On peut être soulagée : il n’existe aucune mesure d’hygiène pour cicatriser plus vite, mais certaines précautions s’imposent. S’il est inutile de changer de savon, évitez les gants et serviettes éponges : ils regorgent de microbes et leurs bouclettes peuvent accrocher les fils de suture. Pour se sécher, mieux vaut utiliser au départ des compresses de gaze stérile. Faites également une croix sur le séchoir qui, contrairement à une idée reçue, n’a aucune vertu. L’air ambiant qu’il chauffe et projette sur la cicatrice augmente les risques d’infection.
Une réparation reste toujours possible : il arrive qu’une cicatrice suite à l'épisiotomie soit imparfaite et doive être « reprise». Bien sûr, le gynécologue obstétricien recoud les « désunions » quand les points de suture trop ou mal serrés cèdent pendant la première quinzaine. Mais une distension tardive se corrige également. On prescrit dans un premier temps des séances de rééducation musculaire avec un kinésithérapeute ou une sage-femme, puis on pratique, si besoin, une nouvelle suture. Enfin, une asymétrie disgracieuse, gênante ou douloureuse, due à une rétractation inégale des berges de la cicatrice, peut être rectifiée par une plastie périnéale et parfois vulvaire.
Que faire ? Deux conseils : des anti-inflammatoires pour atténuer la douleur, et l’utilisation d’une bouée ou une épaisse serviette de toilette roulée en forme fer à cheval pour ne pas comprimer sa cicatrice.
Vos questions
J’ai eu une épisiotomie pour mon premier accouchement, vais-je en subir une à coup sûr pour le second ?
Actuellement, plus de deux tiers des femmes subissent une épisiotomie lors de leur premier accouchement, mais ce chiffre tombe à 31% pour le second. Et le Collège national des gynécologues et obstétriciens français (CNGOF) estime que ce geste devrait concerner moins de 30 % des naissances par voie basse et atteindre, si possible, les 20 % maximum préconisés par l’Organisation mondiale de la santé (OMS).

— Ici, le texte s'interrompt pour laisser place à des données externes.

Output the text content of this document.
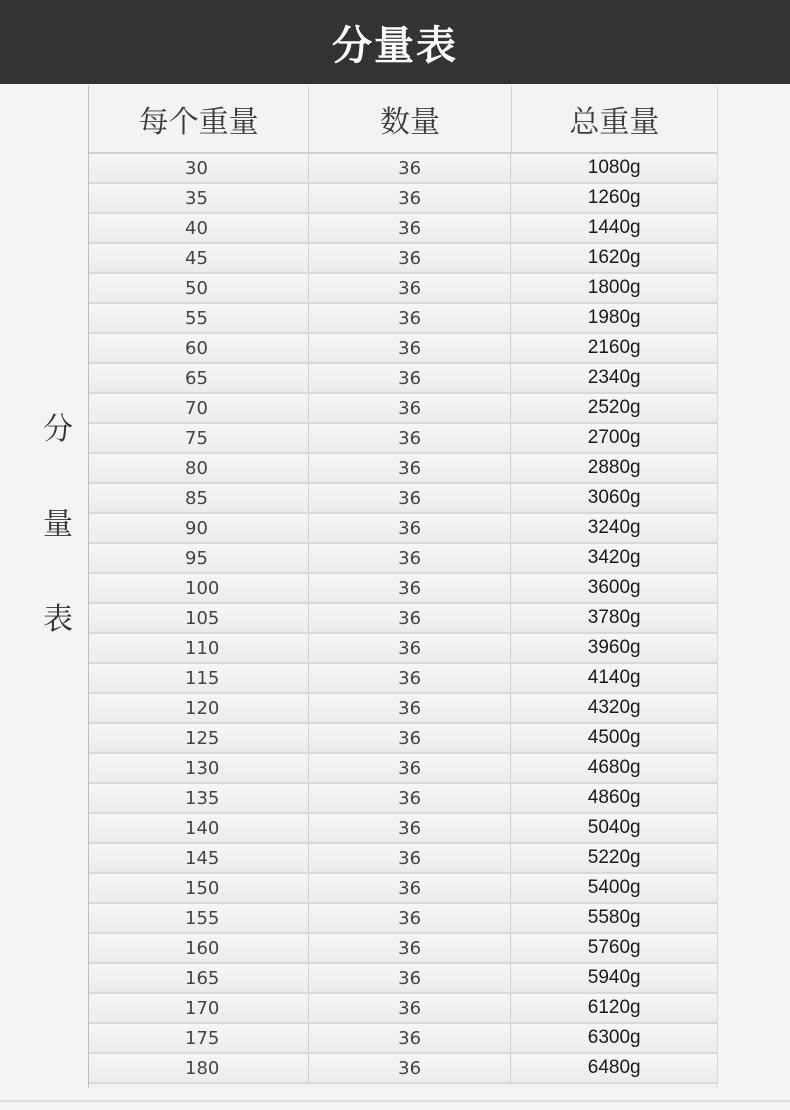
分量表
分
量
表
每个重量	数量	总重量
30	36	1080g
35	36	1260g
40	36	1440g
45	36	1620g
50	36	1800g
55	36	1980g
60	36	2160g
65	36	2340g
70	36	2520g
75	36	2700g
80	36	2880g
85	36	3060g
90	36	3240g
95	36	3420g
100	36	3600g
105	36	3780g
110	36	3960g
115	36	4140g
120	36	4320g
125	36	4500g
130	36	4680g
135	36	4860g
140	36	5040g
145	36	5220g
150	36	5400g
155	36	5580g
160	36	5760g
165	36	5940g
170	36	6120g
175	36	6300g
180	36	6480g
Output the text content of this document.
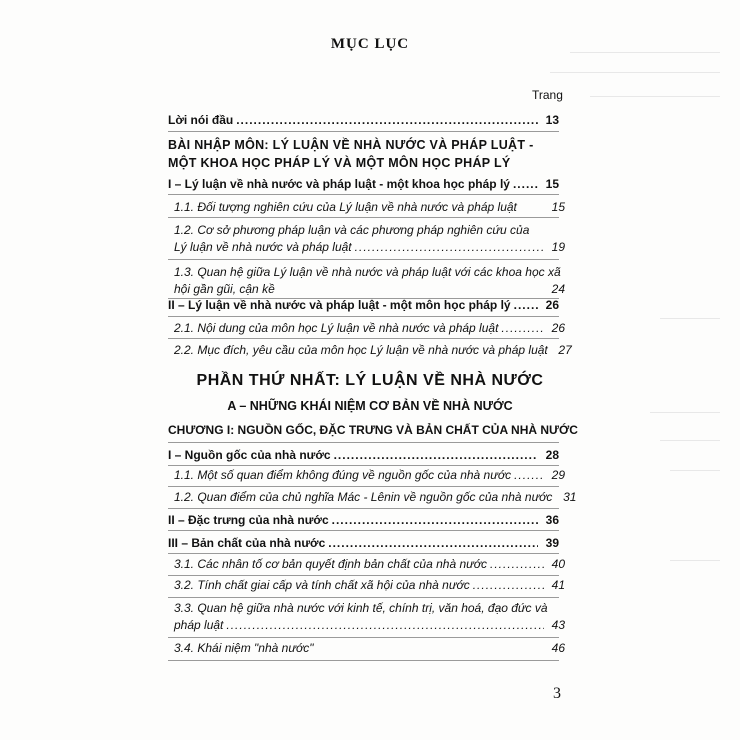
MỤC LỤC
Trang
Lời nói đầu .....	13
BÀI NHẬP MÔN: LÝ LUẬN VỀ NHÀ NƯỚC VÀ PHÁP LUẬT - MỘT KHOA HỌC PHÁP LÝ VÀ MỘT MÔN HỌC PHÁP LÝ
I – Lý luận về nhà nước và pháp luật - một khoa học pháp lý .....	15
1.1. Đối tượng nghiên cứu của Lý luận về nhà nước và pháp luật	15
1.2. Cơ sở phương pháp luận và các phương pháp nghiên cứu của
Lý luận về nhà nước và pháp luật .....	19
1.3. Quan hệ giữa Lý luận về nhà nước và pháp luật với các khoa học xã
hội gần gũi, cận kề	24
II – Lý luận về nhà nước và pháp luật - một môn học pháp lý .....	26
2.1. Nội dung của môn học Lý luận về nhà nước và pháp luật .....	26
2.2. Mục đích, yêu cầu của môn học Lý luận về nhà nước và pháp luật 27
PHẦN THỨ NHẤT: LÝ LUẬN VỀ NHÀ NƯỚC
A – NHỮNG KHÁI NIỆM CƠ BẢN VỀ NHÀ NƯỚC
CHƯƠNG I: NGUỒN GỐC, ĐẶC TRƯNG VÀ BẢN CHẤT CỦA NHÀ NƯỚC
I – Nguồn gốc của nhà nước .....	28
1.1. Một số quan điểm không đúng về nguồn gốc của nhà nước .....	29
1.2. Quan điểm của chủ nghĩa Mác - Lênin về nguồn gốc của nhà nước 31
II – Đặc trưng của nhà nước .....	36
III – Bản chất của nhà nước .....	39
3.1. Các nhân tố cơ bản quyết định bản chất của nhà nước .....	40
3.2. Tính chất giai cấp và tính chất xã hội của nhà nước .....	41
3.3. Quan hệ giữa nhà nước với kinh tế, chính trị, văn hoá, đạo đức và
pháp luật .....	43
3.4. Khái niệm "nhà nước"	46
3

L’épisiotomie freine-t-elle la reprise des rapports sexuels ?
Un hématome ponctuel occasionné par l’épisiotomie peut retarder de quelques semaines la reprise des rapports. Le fait que la suture puisse avoir légèrement rétréci l’orifice vaginal, entraîne aussi parfois une sensation de distension qui s’estompe avec l’assouplissement progressif de la cicatrice. Certaines femmes ont également des contractions réflexes nécessitant des séances de kinésithérapie.
Peut-on refuser une épisiotomie ?
Vous pouvez demander à ne pas subir d’épisiotomie. Parlez-en lors des consultations prénatales et insistez pour que votre requête soit stipulée dans votre dossier… Ne vous fermez pourtant pas à la discussion si, le jour « j », l’équipe médicale évoque la nécessité de pratiquer cette incision.